Wildlife rehabilitation centre in want of space

Wildlife rehabilitation centre provides treatment and care to the injured, orphaned, or sick wild animals so that they can be released into the wild after treatment.

However, there are wild animals that find habitat in the human settlement like the Himalayan black bear, Nakar, because of the unusual white mark on his nose.

In 2015, Nakar appeared at Changangkha. Since then, Nakar has been living at the animal rehabilitation centre at Taba.

The three-by-seven metre space provided is just enough for the 115 kg Nakar to move around. However, having to share the space with the injured female Himalayan black bear brought on September 11, he finds the space a little claustrophobic.

The wildlife rescue and animal health section also rescues animals such as sambar deer, barking deer and birds such as owls. The rehabilitation centre is divided into several apartments for the rescued animals.

Five months before Nakar showed at Changangkha, he was found orphaned at a forest fire at Wangdue in 2015. He was brought under human care for about two months before he was released.

Including a cub, there are four Himalayan black bear at the wildlife rehabilitation centre in Taba
Including a cub, there are four Himalayan black bear at the wildlife rehabilitation centre in Taba

Deputy chief forest officer, Kuenzang Gyeltshen, said that the officials recognised him immediately because of the white mark on his nose. “Since he was fed and exposed to human, he found difficulty living in the forest.” Nakar was about five months when he was taken into care.

Next to Nakar, lying on the concrete, is Haazam, another Himalayan black bear brought in 2015 from Haa. Injured while ensnared, she doesn’t have one of her paws, which makes it difficult for her to hunt. Nakar and Haazam will be at the rehabilitation centre for the rest of their lives.

Kuenzang Gyeltshen said that another bear cub about five months old would also be living at the centre forever. “We tried to release him on September 12 and waited for about three hours, but he wasn’t willing to go and approached the officers there.”

Himalayan black bears have about 25 years of life span. Those in captive live up to 30 years.

Kuenzang Gyeltshen said that in other countries, animals kept under captive live longer. “But in Bhutan, the animals will live less than the average lifespan because they lack the facilities they need.”
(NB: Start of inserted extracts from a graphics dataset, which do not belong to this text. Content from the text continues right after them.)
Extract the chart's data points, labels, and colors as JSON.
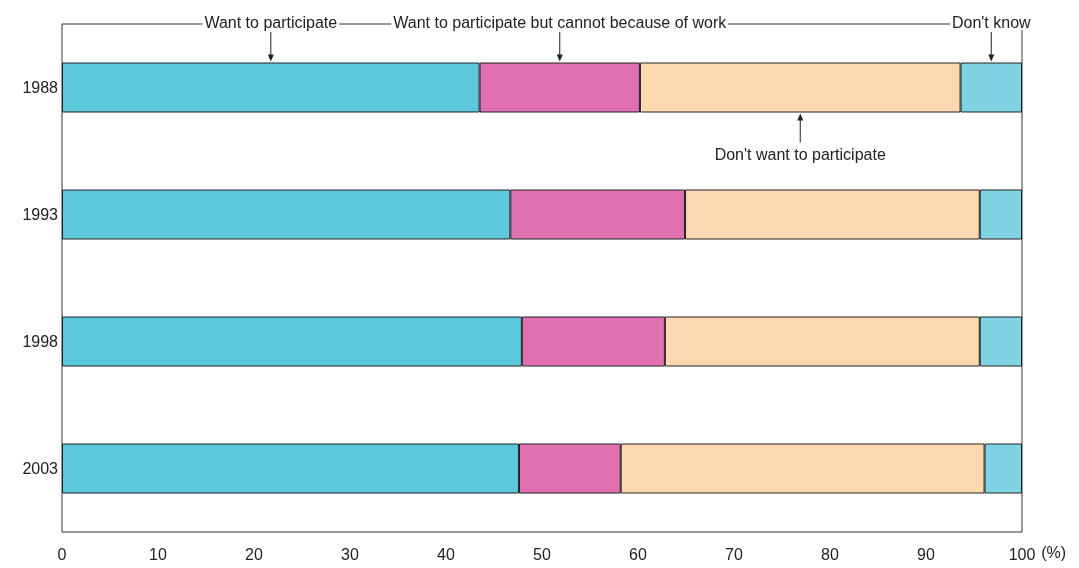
{
  "chart_data": {
    "type": "bar",
    "orientation": "horizontal",
    "stacked": true,
    "categories": [
      "1988",
      "1993",
      "1998",
      "2003"
    ],
    "series": [
      {
        "name": "Want to participate",
        "color": "#5bc8dc",
        "values": [
          43.5,
          46.7,
          47.9,
          47.6
        ]
      },
      {
        "name": "Want to participate but cannot because of work",
        "color": "#e070b0",
        "values": [
          16.7,
          18.2,
          14.9,
          10.6
        ]
      },
      {
        "name": "Don't want to participate",
        "color": "#fcd9b0",
        "values": [
          33.4,
          30.7,
          32.8,
          37.9
        ]
      },
      {
        "name": "Don't know",
        "color": "#7fd3e3",
        "values": [
          6.4,
          4.4,
          4.4,
          3.9
        ]
      }
    ],
    "xlabel": "(%)",
    "xlim": [
      0,
      100
    ],
    "xticks": [
      0,
      10,
      20,
      30,
      40,
      50,
      60,
      70,
      80,
      90,
      100
    ],
    "grid": false,
    "legend": "top"
  }
}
He said that with lack of natural habitat, larger moving area and hunting practices, the animals will grow obese leading to multiple diseases. “The claws also grow longer which is a concern. Similarly, animals with hoofs will also suffer with over growth if not kept in natural habitat.”

He said that in other countries, animals in need of assistance are kept in the zoo with proper habitat. However, with the lack of a zoo in the country, expansion of the rehabilitation centre is seen as important.

The animal division put proposals for the new rehabilitation centre to World Wildlife Fund and Bhutan Trust Fund for Environmental Conservation but did not receive support.

“We have also put the idea in the 12th plan and if we receive financial support, we have already located a place,” Kuenzang Gyeltshen said.

Since 2011 until 2016, 48 sambar deer, 74 barking deer, and 63 bears were rescued with several number of birds.

He said that more animals are rescued every year. The need for larger space is, thus, crucial.